Demikianlah Yesus memberitakan Injil kepada umat Tuhan bangsa Yahudi (Markus
1:15). Saat yang ditentukan Bapa telah datang Juruselamat yaitu Yesus Kristus
Tuhan Lahir di Kota Daud (Lukas 2:11). Telah tiba penggenapan hukum taurat dan
Kitab-kitab Para Nabi, “ Aku datang bukan untuk meniadakannya melainkan untuk
menggenapinya” kata Yesus dalam Khotbahnya di bukit (Matius 5:17) Yesus membaca
Kitab Yesaya lalu berkata”pada hari genaplah nas ini sewaktu kamu mendengarnya”

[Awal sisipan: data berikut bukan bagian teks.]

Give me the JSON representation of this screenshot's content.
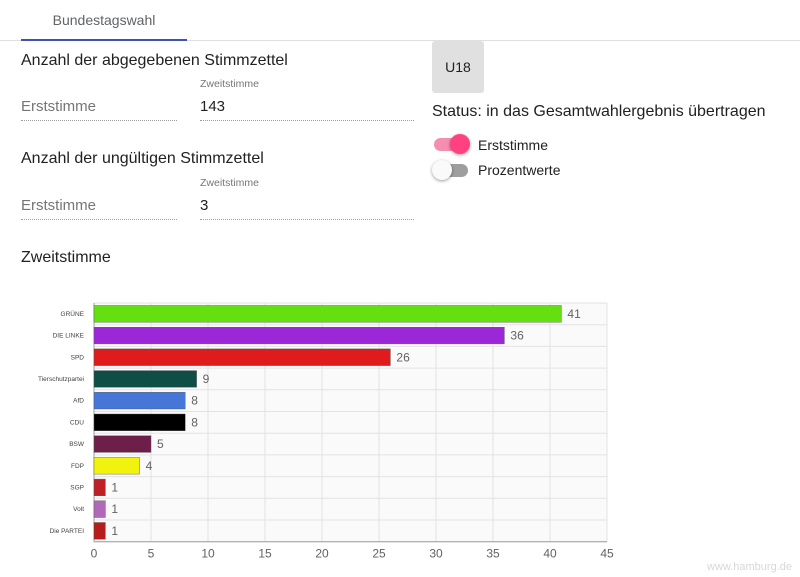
{
  "tabs": [
    {
      "label": "Bundestagswahl",
      "active": true
    }
  ],
  "stimmzettel": {
    "title": "Anzahl der abgegebenen Stimmzettel",
    "erst_placeholder": "Erststimme",
    "zweit_label": "Zweitstimme",
    "zweit_value": "143"
  },
  "ungueltig": {
    "title": "Anzahl der ungültigen Stimmzettel",
    "erst_placeholder": "Erststimme",
    "zweit_label": "Zweitstimme",
    "zweit_value": "3"
  },
  "u18_button": "U18",
  "status": "Status: in das Gesamtwahlergebnis übertragen",
  "toggles": [
    {
      "label": "Erststimme",
      "on": true,
      "color": "#ff4081"
    },
    {
      "label": "Prozentwerte",
      "on": false,
      "color": "#9e9e9e"
    }
  ],
  "chart_section_title": "Zweitstimme",
  "chart_data": {
    "type": "bar",
    "orientation": "horizontal",
    "categories": [
      "GRÜNE",
      "DIE LINKE",
      "SPD",
      "Tierschutzpartei",
      "AfD",
      "CDU",
      "BSW",
      "FDP",
      "SGP",
      "Volt",
      "Die PARTEI"
    ],
    "values": [
      41,
      36,
      26,
      9,
      8,
      8,
      5,
      4,
      1,
      1,
      1
    ],
    "colors": [
      "#64e011",
      "#9c27d8",
      "#e01b1b",
      "#0e4e46",
      "#4677d8",
      "#000000",
      "#6e1f49",
      "#f2f20f",
      "#bf1f26",
      "#b069b8",
      "#b71c1c"
    ],
    "xlim": [
      0,
      45
    ],
    "xticks": [
      0,
      5,
      10,
      15,
      20,
      25,
      30,
      35,
      40,
      45
    ],
    "grid": true,
    "data_labels": true
  },
  "watermark": "www.hamburg.de"
}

(Lukas 4:21). Inilah Penggenapan Perjanjian Lama sudah dekat karena Raja Damai
tunas Daud yang di janjikan Para Nabi (Yeremia 23:1-8) sekarang berdiri di
hadapan mereka dengan Inkarnasi Allah (Yohanes 1:14; Filipi 2:1-11).[15]

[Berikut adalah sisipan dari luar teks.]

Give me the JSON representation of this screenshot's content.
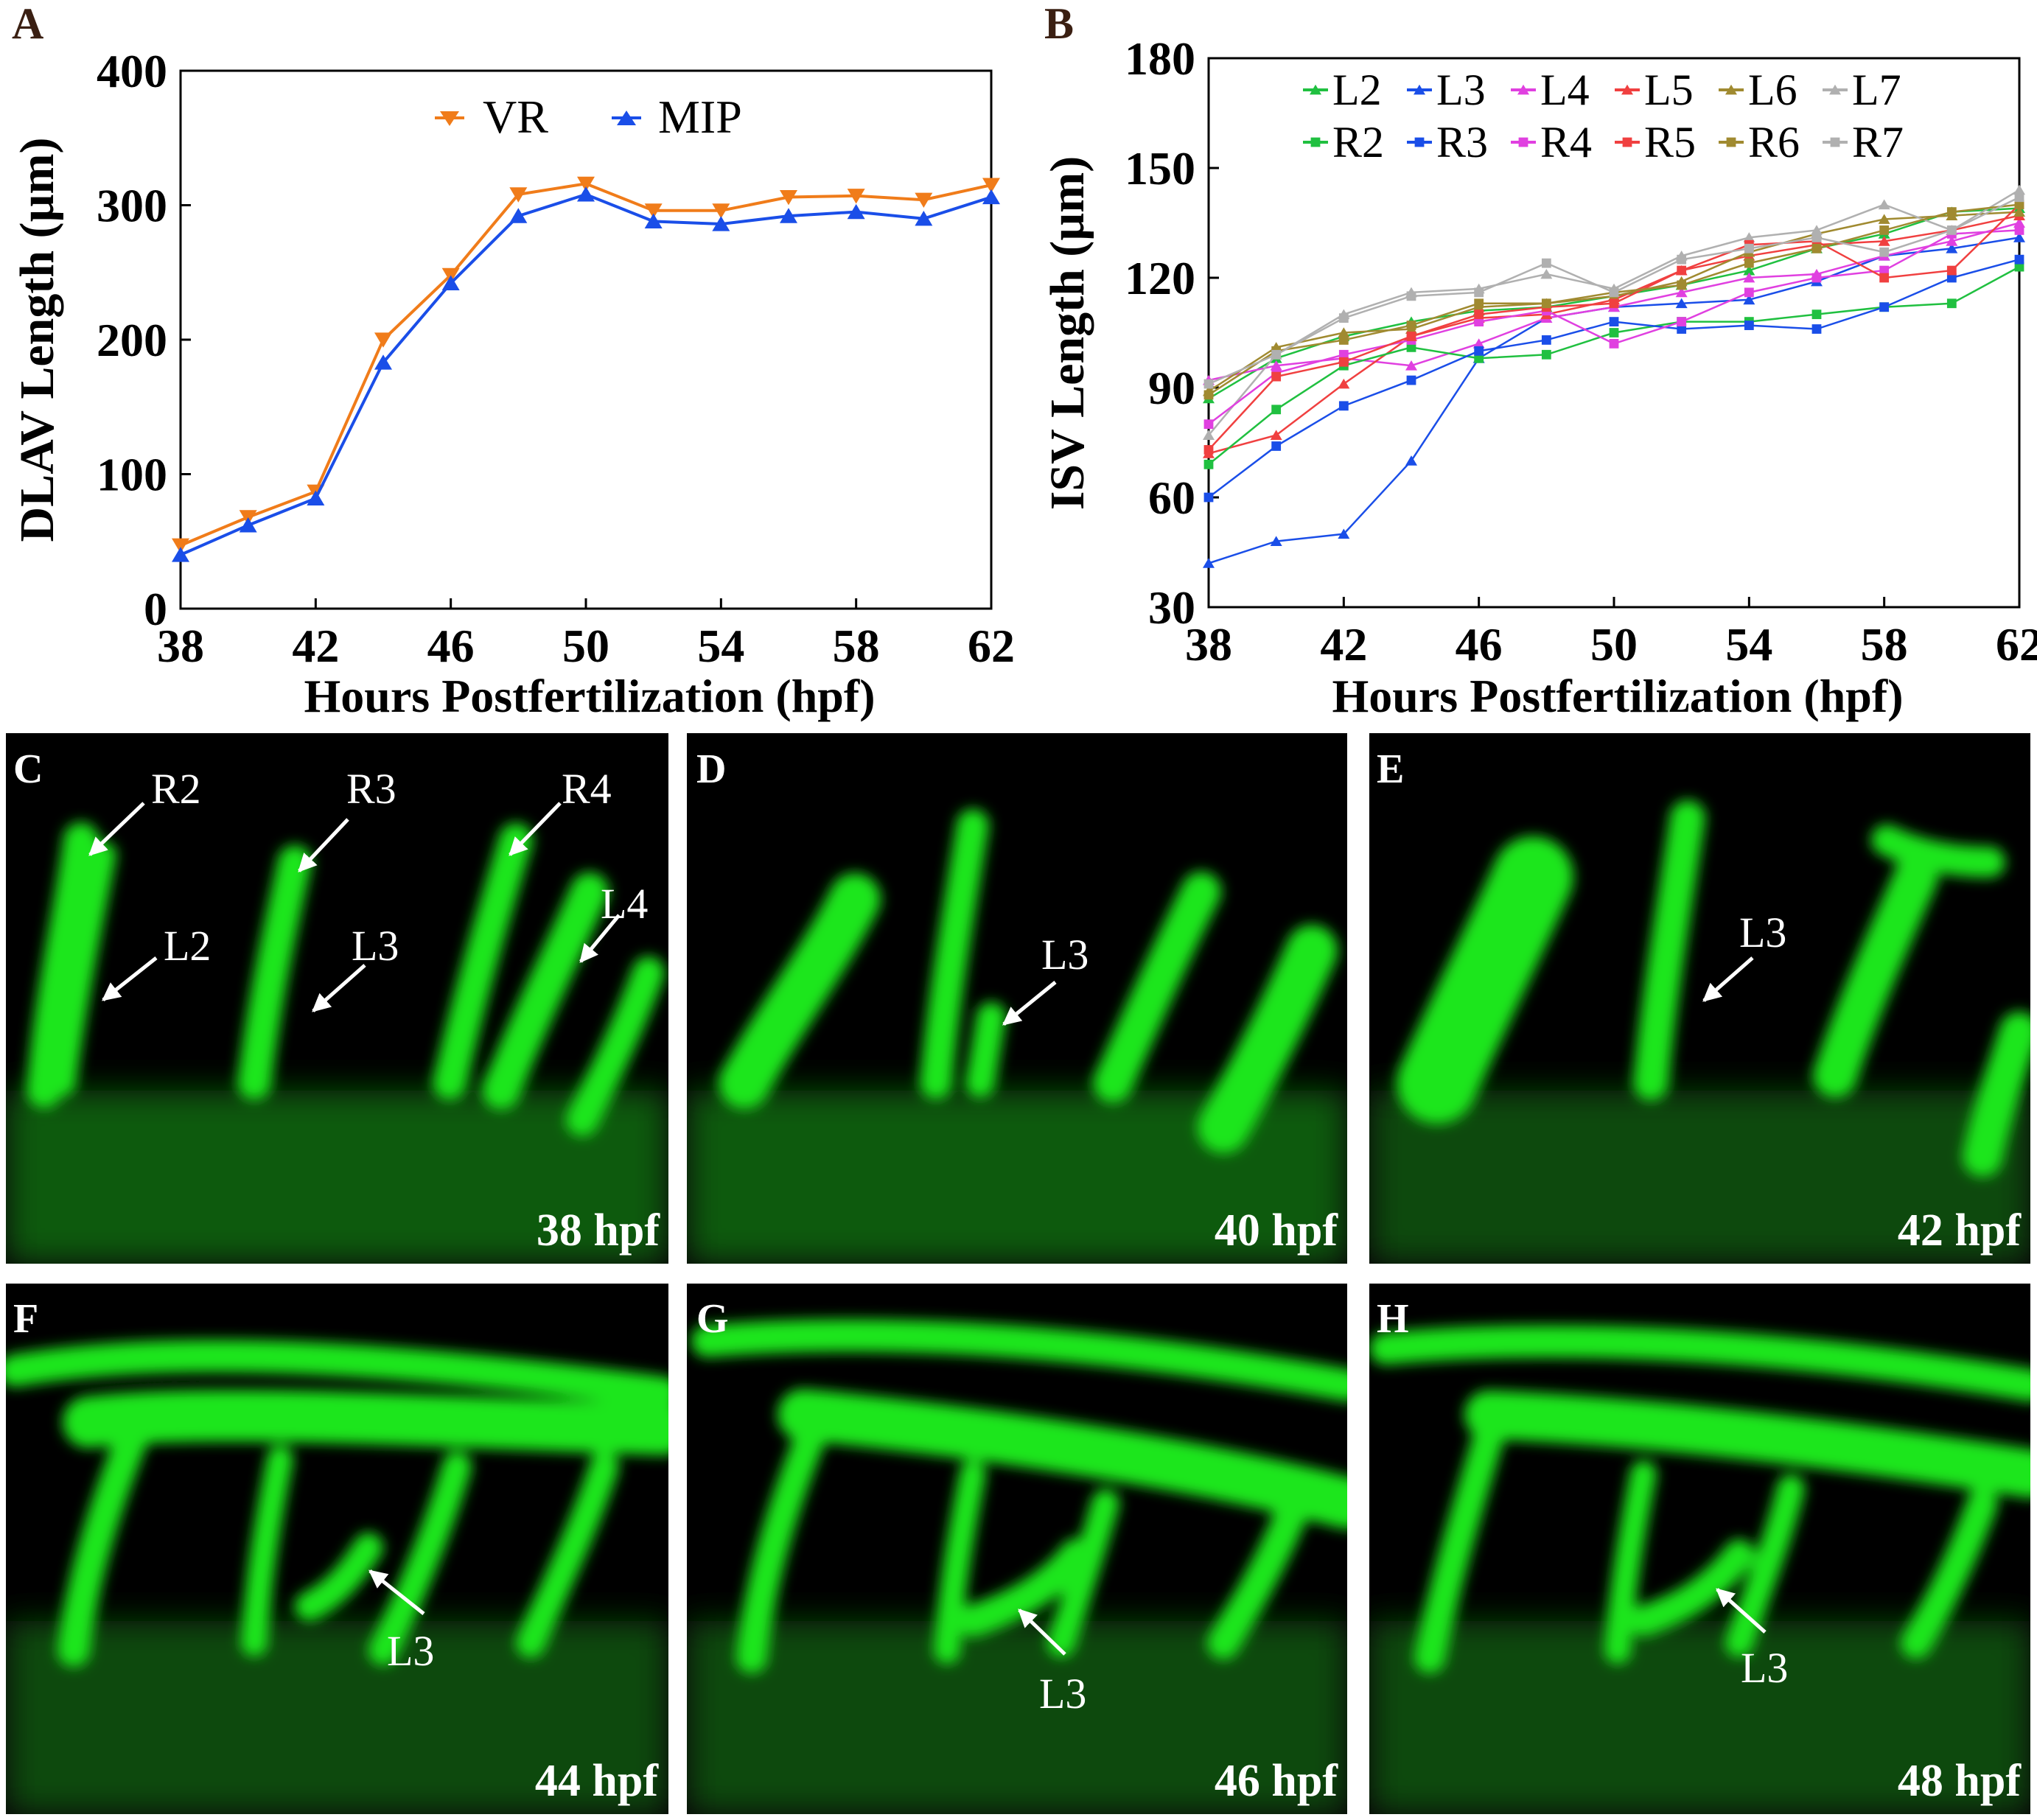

Penginjilan dalam Perjanjian Baru, adalah
Allah melalui Tuhan Yesus Kristus, yang bersifat Teosentris dan Mesianik
dari penginjilan itu sendiri yang di genapi dalam karya Tuhan Yesus.
Hubungan
Perjanjian Lama dan Perjanjian Baru adalah: Perjanjian Lama memandang Salib ada
di depan sedangkan Perjanjian Baru memandang Salib itu ada di belakang. Berdasarka Perjanjian Lama penginjilan
sebagai bentuk harapan dan kenyataan Allah yang terjadi sedangkan Perjanjian
Baru merupakan penyataan dan pemenuhan. Perjanjian Lama dan Perjanjian Baru
adalah menonjolkan penginjilan seperti aliran kuasa penyelamatan Allah yang
aktif, dinamis dan berkesinambungan. Allah terus bekerja dalam penggenapan
rencana penyelamatan Allah.
2.1.4. Tugas dan Panggilan Pekabar Injil
a.
Menjadi saksi Kristus.
Tugas
dan panggilan yang sesungguhnya menyatu dalam kehidupan gereja dan bergerak
melampaui sekat-sekat geografis, sosial, politik, ekonomi dan budaya (Matius
28:18-20). Dan hal ini memperlihatkan apostolik dari gereja yakni berpegang
pada ajaran rasul atau para pekabar Injil yang mengambil tugasnya dengan
melayani Tuhan yang sungguh-sungguh dan bergerak keluar untuk mewartakan
Kerajaan Allah.
b.
Mewartakan Karya Keselamatan Allah
dalam Yesus Kristus.
Gereja
lahir dari karya Roh Kudus untuk mewartakan Kerajaan Allah di dalam Yesus
Kristus serta membawa dunia kepertobatan dan rekonsiliasi (Lukas 4:16-20) yang
terus hidup sepanjang sejarah melalui pekerjaan Roh Kudus (Yohanes 14:26; Kis
1:8) oleh karena itu gereja yang meninggalkan tugas dan tanggungjawabnya
menjadi saksi Kristus pada dasarnya sudah kehilangan dasar keberadaannya.
c.
Shalom
Allah
Injil
sebagaimana diberitakan oleh Alkitab adalah Shalom Allah melalui Yesus Kristus
(Luk 4:14-20) yang terus hidup sepanjang sejarah oleh karya Roh Kudus. Shalom
Allah senantiasa mendorong gereja-gereja untuk hhidup dalam persekutuan yang di
landasi oleh Kasih Allah dan saling menerima satu sama lainnya (Ef 2:17-22).
d.
Tanggungjawab
Sejak bumi di
ciptakan oleh Allah, manusia di berikan
kepercayaan untuk mengambil bagian dalam Karya Allah untuk merawat bumi dan
segala isinya. Manusia bertanggungjawab dalam mewujudkan Shalom Allah bagi bumi
dan segala isinya.[16] Dengan
demikian maka orang percaya di berikan tanggung jawab untuk dapat melaksanakan
misi Allah di bumi ini.
2.2. Pengertian Pertumbuhan Gereja
Menurut Kamus Bahasa Indonesia Gereja Adalah gedung
(rumah) tempat berdoa dan melakukan upacara agama Kristen; badan (organisasi)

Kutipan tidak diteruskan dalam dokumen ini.